Modeling Service in Network Optimization
With so much effort focused on cost minimization, modeling service can often be relegated to the back burner. However, the rise of eCommerce and our seemingly endless desire for ‘just in time’ consumption has ratcheted the importance of service across retail with ripple effects in other industries, as well.
Whether or not service is considered a part of network design can have implications on facility locations, mode mix, and inventory management optimization, from an operational perspective, which may translate to revenue, operating expenses, capital expenditures, and working capital from a financial standpoint. If you aren’t currently incorporating service into your models, now may be the time.
Defining Service in Network Optimization
For a model to properly answer business questions about service, it is important to first define service. This can be distilled into two questions:
- What is the right measurement for service?
- Is service an objective or a constraint?
In network optimization, there are two basic measurements for service — distance and time. While distance is commonly used as a proxy for service, time should supersede distance, especially if there are multiple transport modes which serve the same origin-destination pairs with different transit times, for instance LTL versus FTL or Parcel Ground versus Parcel Next Day. Of course, if you’re using transit time, you’ll want to ensure your model data is accurate. Day-definite transport times are easy to blanket populate, but you’ll want more specific transit for other modes and service levels.
The decision to model service as an objective or as a constraint is key to eliciting the desired answers to your business questions. It is important to understand the motivation for the analysis and to reflect this in the model. For instance, are the reasons for modeling service ‘external’ (e.g. driven by customer requirements or competitive pressure), or is the motivation more intrinsic and exploratory (e.g. understand the cost of improving service)? In the former case, service can be viewed as a ‘requirement’ or constraint; in the latter, service is an objective. Be wise, as the model results may differ depending on your approach; however, do not fear, as multiple approaches can easily be tested against the same model.
Service as a Constraint
There are several key business questions you can answer when representing service as a constraint.

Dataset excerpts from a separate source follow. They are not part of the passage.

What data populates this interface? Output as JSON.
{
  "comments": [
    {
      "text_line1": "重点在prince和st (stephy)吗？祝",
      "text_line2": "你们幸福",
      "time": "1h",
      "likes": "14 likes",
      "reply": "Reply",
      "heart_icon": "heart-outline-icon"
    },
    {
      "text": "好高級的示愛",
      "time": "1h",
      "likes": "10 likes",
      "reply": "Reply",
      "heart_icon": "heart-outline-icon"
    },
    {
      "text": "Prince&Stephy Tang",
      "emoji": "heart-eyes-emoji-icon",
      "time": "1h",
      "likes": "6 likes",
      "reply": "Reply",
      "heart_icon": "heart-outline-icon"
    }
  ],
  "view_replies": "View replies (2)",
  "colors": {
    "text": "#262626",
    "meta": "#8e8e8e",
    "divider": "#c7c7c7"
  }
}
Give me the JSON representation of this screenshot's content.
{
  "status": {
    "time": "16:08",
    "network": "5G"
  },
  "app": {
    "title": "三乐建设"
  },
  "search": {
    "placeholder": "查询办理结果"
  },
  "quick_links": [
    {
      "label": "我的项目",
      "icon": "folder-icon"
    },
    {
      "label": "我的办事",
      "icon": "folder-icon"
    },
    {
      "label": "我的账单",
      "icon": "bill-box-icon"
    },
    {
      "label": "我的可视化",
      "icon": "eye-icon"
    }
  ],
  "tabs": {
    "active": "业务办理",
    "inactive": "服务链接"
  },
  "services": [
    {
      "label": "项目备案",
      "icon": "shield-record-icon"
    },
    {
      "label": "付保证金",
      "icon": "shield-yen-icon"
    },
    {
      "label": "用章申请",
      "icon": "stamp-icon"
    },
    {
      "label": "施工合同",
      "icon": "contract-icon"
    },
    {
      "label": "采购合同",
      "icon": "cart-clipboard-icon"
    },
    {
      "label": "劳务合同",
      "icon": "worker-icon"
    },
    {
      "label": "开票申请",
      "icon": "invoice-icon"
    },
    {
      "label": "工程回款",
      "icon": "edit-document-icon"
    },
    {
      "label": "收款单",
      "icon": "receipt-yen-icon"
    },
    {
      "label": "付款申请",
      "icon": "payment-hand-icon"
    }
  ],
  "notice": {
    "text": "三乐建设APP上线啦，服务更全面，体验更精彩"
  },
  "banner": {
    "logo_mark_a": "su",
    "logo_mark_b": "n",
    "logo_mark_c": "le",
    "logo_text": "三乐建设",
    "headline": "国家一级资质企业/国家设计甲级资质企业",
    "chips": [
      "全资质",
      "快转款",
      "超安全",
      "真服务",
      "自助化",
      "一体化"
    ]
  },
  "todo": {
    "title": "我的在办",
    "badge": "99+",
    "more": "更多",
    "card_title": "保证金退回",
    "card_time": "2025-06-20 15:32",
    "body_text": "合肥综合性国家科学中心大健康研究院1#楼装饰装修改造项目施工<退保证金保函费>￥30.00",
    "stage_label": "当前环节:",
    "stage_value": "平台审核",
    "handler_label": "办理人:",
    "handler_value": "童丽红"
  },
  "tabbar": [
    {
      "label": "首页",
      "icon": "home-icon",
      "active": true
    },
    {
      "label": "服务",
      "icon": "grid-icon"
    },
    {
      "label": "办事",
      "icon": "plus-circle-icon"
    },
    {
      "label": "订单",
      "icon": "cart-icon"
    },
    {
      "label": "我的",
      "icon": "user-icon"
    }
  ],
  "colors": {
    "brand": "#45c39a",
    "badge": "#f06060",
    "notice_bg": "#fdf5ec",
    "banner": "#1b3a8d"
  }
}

- Facility count and sourcing assignments (“Do I need to add a site or change my customer sourcing assignments to satisfy service requirements?”)
- Mode mix / mode substitution (“What is my mix of Ground vs. Next Day parcel if I change my service requirement?”)
- Both of the above simultaneously (“Is it more favorable to incur the cost of an additional facility vs. the cost of expedited freight?” The answer may even differ by product!)
In essence, when a service level is used as a constraint, it forces the model to respond with solutions which satisfy that service level (e.g. expedited transportation modes at a premium cost or the startup and operation of a more proximal facility). Further insight can be gained by softening constraints on the service level (e.g. only 80% of demand satisfied within 2 days) to understand which customers are geographic exceptions or softening the demand requirement (allowing for unsatisfied demand where the service constraint cannot be achieved) to understand the impact on revenue.
Service as an Objective
In the absence of explicit customer requirements or a competitive benchmark, setting the appropriate service objective can be challenging. What is the cost of improving service and when is this cost ‘too steep?’
In such cases, the visualization of service against cost is a tremendous tool for decision-making. Rather than presenting a single solution, you can illuminate a tradeoff curve to guide stakeholder decision-making toward a result they are comfortable owning.
In reviewing the chart below, you can observe the relationship between total cost and total demand percentage satisfied within 2 days. It clearly indicates a non-linear relationship. Combining this kind of analytical insight with a company's overall business strategy is critical in making a design decision.
Answering your business’s explicit or implicit questions about service can be approached with the same intentionality and rigor as more traditional cost and profit objectives. Moreover, decisions on service can be embedded into otherwise cost-focused models to identify more robust ‘real world’ solutions that impact the top and bottom line alike. The modeling part is easy; challenging your organization on their definition of service and underlying motivations is key to discover meaningful insights.